Big accountability day.
Exactly. Let’s start with Measure A.
From LAist:
Los Angeles County has the largest homeless population in the U.S. with more than 72,000 people. Measure A, a half-percent sales tax increase, aims to raise $1 billion a year for homeless services and affordable housing. The measure was passed amid concerns about the Los Angeles Regional Homelessness Authority (LAHSA), which was responsible for managing public homelessness dollars.
Right, and that’s the tension. Voters said yes to a permanent tax hike because homelessness feels like the county’s defining emergency. But they said yes while trust in the existing system was already badly frayed. A billion dollars a year is not a pilot program. People are going to expect to see results.
Now, over to transit. From Joe Linton at Streetsblog Los Angeles:
Southern California commuter rail operator Metrolink is cutting commuter rail service due to increased operational costs and shortfalls in fares and annual county contributions. The company is also dealing with reliability issues with its newer diesel locomotives, which have led to extended train delays due to parts shortages.
That’s the transit death spiral in miniature. Fewer trains make the system less useful. That can mean fewer riders. And then that becomes the argument for more cuts. If Southern California wants commuter rail to be actual transportation, not a stranded asset, the funding has to match the ambition.

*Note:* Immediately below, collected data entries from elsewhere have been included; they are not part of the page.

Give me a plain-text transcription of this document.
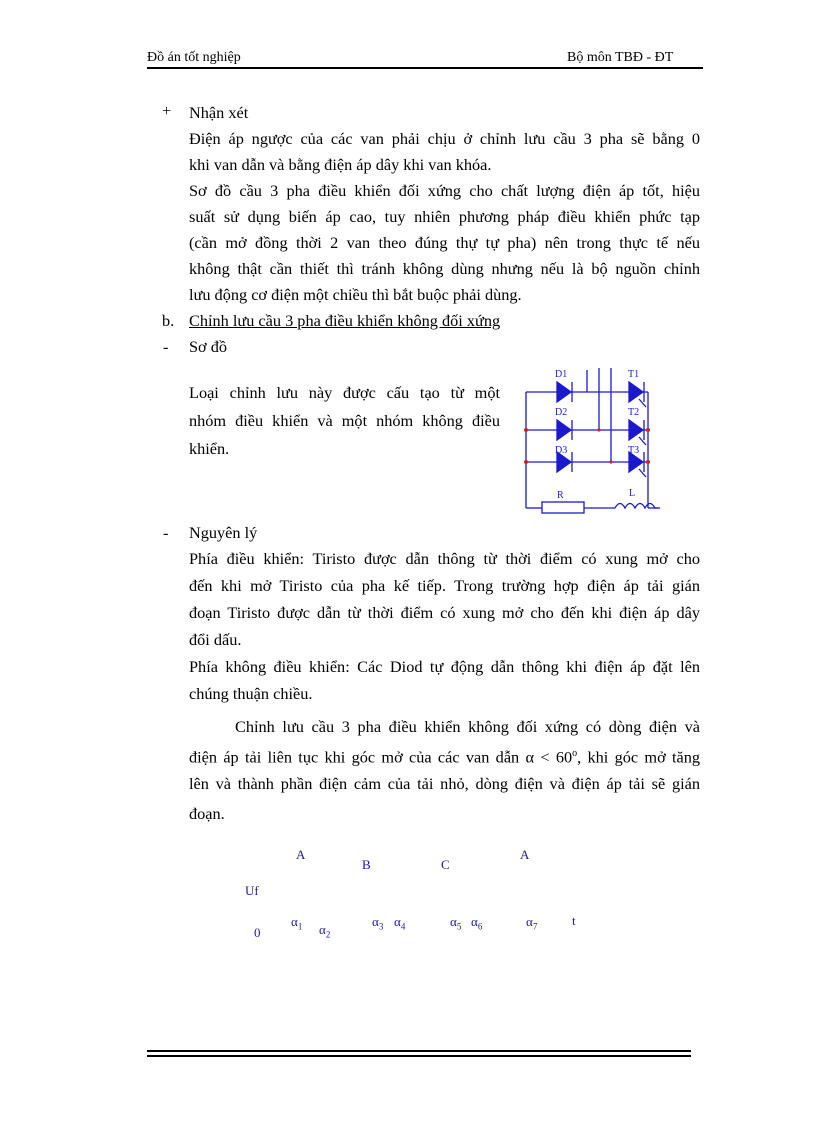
Đồ án tốt nghiệp	Bộ môn TBĐ - ĐT
+ Nhận xét
Điện áp ngược của các van phải chịu ở chỉnh lưu cầu 3 pha sẽ bằng 0
khi van dẫn và bằng điện áp dây khi van khóa.
Sơ đồ cầu 3 pha điều khiển đối xứng cho chất lượng điện áp tốt, hiệu
suất sử dụng biến áp cao, tuy nhiên phương pháp điều khiển phức tạp
(cần mở đồng thời 2 van theo đúng thự tự pha) nên trong thực tế nếu
không thật cần thiết thì tránh không dùng nhưng nếu là bộ nguồn chỉnh
lưu động cơ điện một chiều thì bắt buộc phải dùng.
b. Chỉnh lưu cầu 3 pha điều khiển không đối xứng
- Sơ đồ
Loại chỉnh lưu này được cấu tạo từ một
nhóm điều khiển và một nhóm không điều
khiển.
D1
D2
D3
T1
T2
T3
R	L
- Nguyên lý
Phía điều khiển: Tiristo được dẫn thông từ thời điểm có xung mở cho
đến khi mở Tiristo của pha kế tiếp. Trong trường hợp điện áp tải gián
đoạn Tiristo được dẫn từ thời điểm có xung mở cho đến khi điện áp dây
đổi dấu.
Phía không điều khiển: Các Diod tự động dẫn thông khi điện áp đặt lên
chúng thuận chiều.
Chỉnh lưu cầu 3 pha điều khiển không đối xứng có dòng điện và
điện áp tải liên tục khi góc mở của các van dẫn $\alpha < 60^o$, khi góc mở tăng
lên và thành phần điện cảm của tải nhỏ, dòng điện và điện áp tải sẽ gián
đoạn.
A
B	C
A
Uf
0
t
$\alpha_1$ $\alpha_2$
$\alpha_3$ $\alpha_4$	$\alpha_5$ $\alpha_6$	$\alpha_7$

And on 2028 Olympic planning, from Oduu:
LAPD Chief Jim McDonnell has warned a City Council committee that Los Angeles is unprepared for the 2028 Olympics due to significant personnel shortages and a lack of dedicated local funding for law enforcement operations during the event. The department is facing a $16.5 million deficit and the loss of over 500 officers annually through attrition.
That kind of warning can sound early, right up until it suddenly doesn’t. If L.A. wants the world’s cameras here in 2028, it also has to pay for the unglamorous machinery that keeps a mega-event from becoming a civic stress test.
You’ll find links to everything we talked about today in the show notes, if you want to dig into any of these stories on your own time.
That’s The LA Daily Fix for Thursday, April thirtieth. Thanks for listening. This is a Lantern Podcast.